Christianity absorbed much of this philosophy in the form of Neoplatonism, in which the manifest world emanates down from the perfection of spirit. However, this has never quite fit, and much of Christianity's turbulent history can be understood as a result of trying to fit a trinary system into a binary metaphysics. The deep intuition behind the Trinity was a powerful force trying to break itself free.

The early 20th century mystic G.I. Gurdjieff developed a system of thought based on what he saw as two universal laws: The Law of Seven and the Law of Three. The Law of Seven is beyond the scope of my focus here, but anyone interested is encouraged to investigate it further. The Law of Three is the fundamental principle of creativity. It is how all creation flows. The idea that when you have two opposing forces, a third term is needed to let the energy flow, which creates a fourth term in a new dimension. This should not be confused with the Hegelian dialectic, in which the third term (synthesis) is produced by the first and second (thesis and antithesis). Nor should the third term be thought of as a compromise between the first two. Don't think "red - yellow - orange." Think "red paint - yellow paint - paintbrush." No, the third term stands on equal footing with the first two, and it is by breaking the symmetry of the first two that creativity is allowed to flow. The Holy Spirit breaks the symmetry of God the Father and God the Son, and lets divine love flow outward as Agape.

The dynamic metaphysics of three, as opposed to the balanced metaphysics of two, is a metaphysics of becoming. In this cosmology, the density of matter does not mean distance from spirit, but rather a continual immanent unfolding of spirit. This is how God can "become flesh" without losing any of his divine essence. The God who was present in Jesus Christ is also present in the unfolding of history. This insight was intuited by Teilhard de Chardin, who saw in the progress of time a becoming of spirit through what he called the "law of complexity/consciousness," in which complexity of matter and expansion of consciousness went hand-in-hand. A Trinitarian God is one who reveals him/her/itself in history.

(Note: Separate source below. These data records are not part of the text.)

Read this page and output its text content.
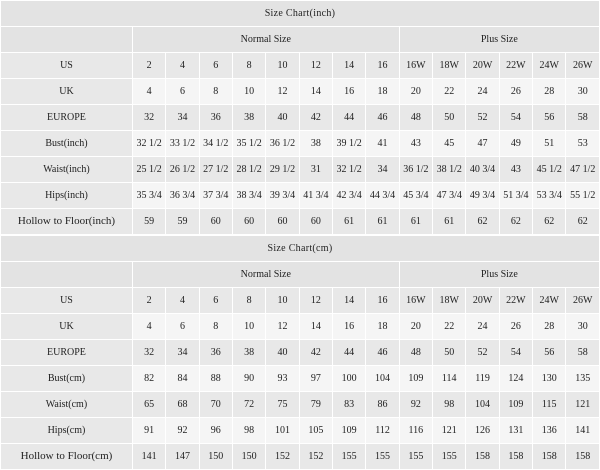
Size Chart(inch)														
	Normal Size								Plus Size					
US	2	4	6	8	10	12	14	16	16W	18W	20W	22W	24W	26W
UK	4	6	8	10	12	14	16	18	20	22	24	26	28	30
EUROPE	32	34	36	38	40	42	44	46	48	50	52	54	56	58
Bust(inch)	32 1/2	33 1/2	34 1/2	35 1/2	36 1/2	38	39 1/2	41	43	45	47	49	51	53
Waist(inch)	25 1/2	26 1/2	27 1/2	28 1/2	29 1/2	31	32 1/2	34	36 1/2	38 1/2	40 3/4	43	45 1/2	47 1/2
Hips(inch)	35 3/4	36 3/4	37 3/4	38 3/4	39 3/4	41 3/4	42 3/4	44 3/4	45 3/4	47 3/4	49 3/4	51 3/4	53 3/4	55 1/2
Hollow to Floor(inch)	59	59	60	60	60	60	61	61	61	61	62	62	62	62
Size Chart(cm)														
	Normal Size								Plus Size					
US	2	4	6	8	10	12	14	16	16W	18W	20W	22W	24W	26W
UK	4	6	8	10	12	14	16	18	20	22	24	26	28	30
EUROPE	32	34	36	38	40	42	44	46	48	50	52	54	56	58
Bust(cm)	82	84	88	90	93	97	100	104	109	114	119	124	130	135
Waist(cm)	65	68	70	72	75	79	83	86	92	98	104	109	115	121
Hips(cm)	91	92	96	98	101	105	109	112	116	121	126	131	136	141
Hollow to Floor(cm)	141	147	150	150	152	152	155	155	155	155	158	158	158	158
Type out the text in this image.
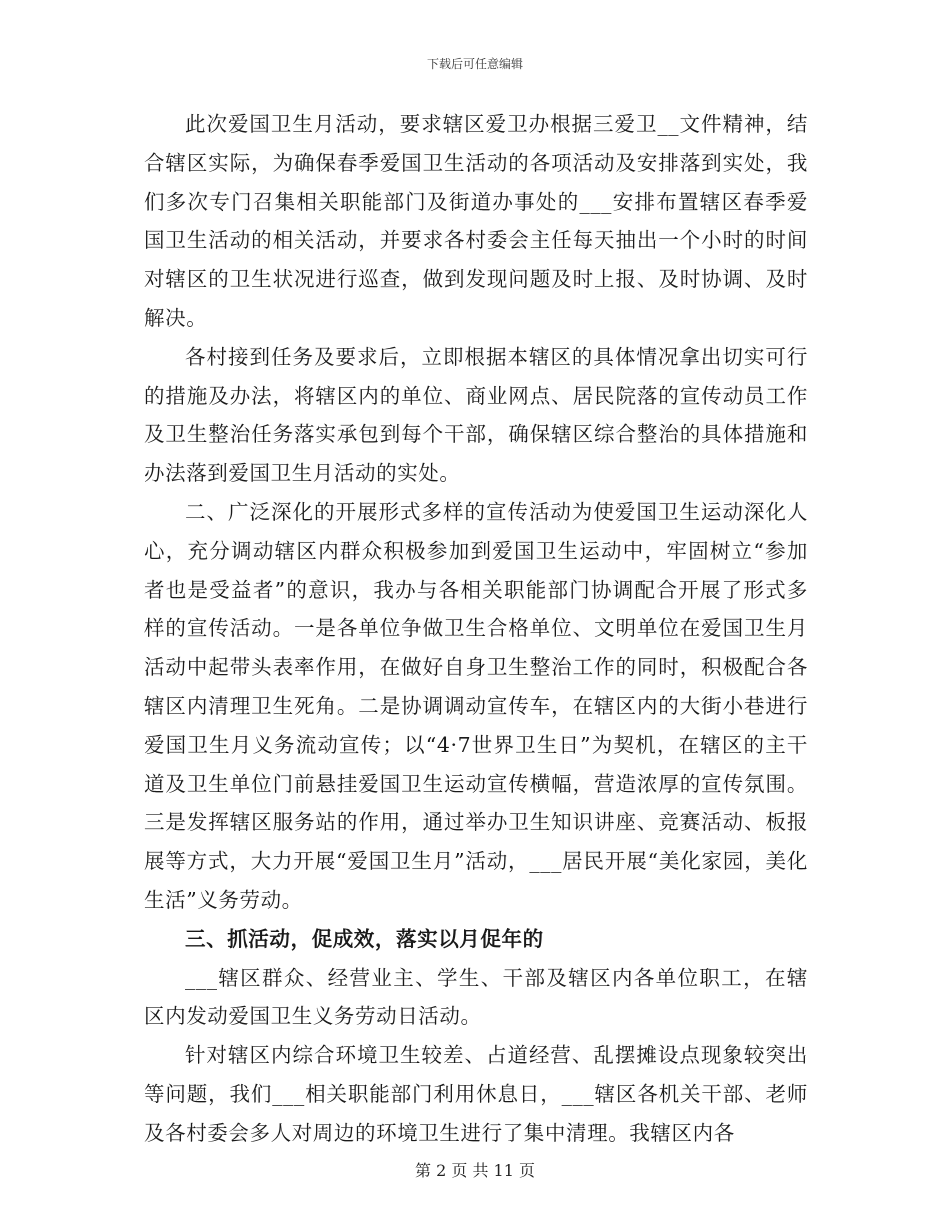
下载后可任意编辑

此次爱国卫生月活动，要求辖区爱卫办根据三爱卫__文件精神，结合辖区实际，为确保春季爱国卫生活动的各项活动及安排落到实处，我们多次专门召集相关职能部门及街道办事处的___安排布置辖区春季爱国卫生活动的相关活动，并要求各村委会主任每天抽出一个小时的时间对辖区的卫生状况进行巡查，做到发现问题及时上报、及时协调、及时解决。

各村接到任务及要求后，立即根据本辖区的具体情况拿出切实可行的措施及办法，将辖区内的单位、商业网点、居民院落的宣传动员工作及卫生整治任务落实承包到每个干部，确保辖区综合整治的具体措施和办法落到爱国卫生月活动的实处。

二、广泛深化的开展形式多样的宣传活动为使爱国卫生运动深化人心，充分调动辖区内群众积极参加到爱国卫生运动中，牢固树立“参加者也是受益者”的意识，我办与各相关职能部门协调配合开展了形式多样的宣传活动。一是各单位争做卫生合格单位、文明单位在爱国卫生月活动中起带头表率作用，在做好自身卫生整治工作的同时，积极配合各辖区内清理卫生死角。二是协调调动宣传车，在辖区内的大街小巷进行爱国卫生月义务流动宣传；以“4·7世界卫生日”为契机，在辖区的主干道及卫生单位门前悬挂爱国卫生运动宣传横幅，营造浓厚的宣传氛围。三是发挥辖区服务站的作用，通过举办卫生知识讲座、竞赛活动、板报展等方式，大力开展“爱国卫生月”活动，___居民开展“美化家园，美化生活”义务劳动。

三、抓活动，促成效，落实以月促年的

___辖区群众、经营业主、学生、干部及辖区内各单位职工，在辖区内发动爱国卫生义务劳动日活动。

针对辖区内综合环境卫生较差、占道经营、乱摆摊设点现象较突出等问题，我们___相关职能部门利用休息日，___辖区各机关干部、老师及各村委会多人对周边的环境卫生进行了集中清理。我辖区内各

第 2 页 共 11 页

The influence of Eastern spirituality has led many people today to emphasize the importance "non-dual" awareness. The idea is to surpass the dual categories we have and see every thing as a pure mystical unity that transcends categories. But whereas this approach, coming from the perennial philosophy, solves the problem of the two by subtraction from two to one, the Trinity solves it by the addition of the third. The subtractive approach seeks to return us to some primordial unity, but the additive approach of Christianity takes us to a greater unity that lies ahead. This is non-dual Becoming rather than non-dual Being. This gives us a mysticism of participation rather than withdrawal. We partake in the becoming of God. If one reads the letters of St. Paul, one is confronted with a theology of participation. "I am crucified with Christ: nevertheless I live; yet not I, but Christ liveth in me: and the life which I now live in the flesh I live by the faith of the Son of God, who loved me, and gave himself for me." (Gal 2:20) We participate in the life, death, and resurrection of Christ. In fact, passages where he speaks of "faith in Christ" (Gr. Pistis Christos) might better be translated as "faithfulness of Christ," in which we participate. Imitatio dei -- "imitation of God" -- has long been a core doctrine of Catholicism and Eastern Orthodoxy. “God became man that man might become God,” said the early church father Athanasius. This theosis -- union with God -- has been the pursuit of Christian mystics throughout the centuries.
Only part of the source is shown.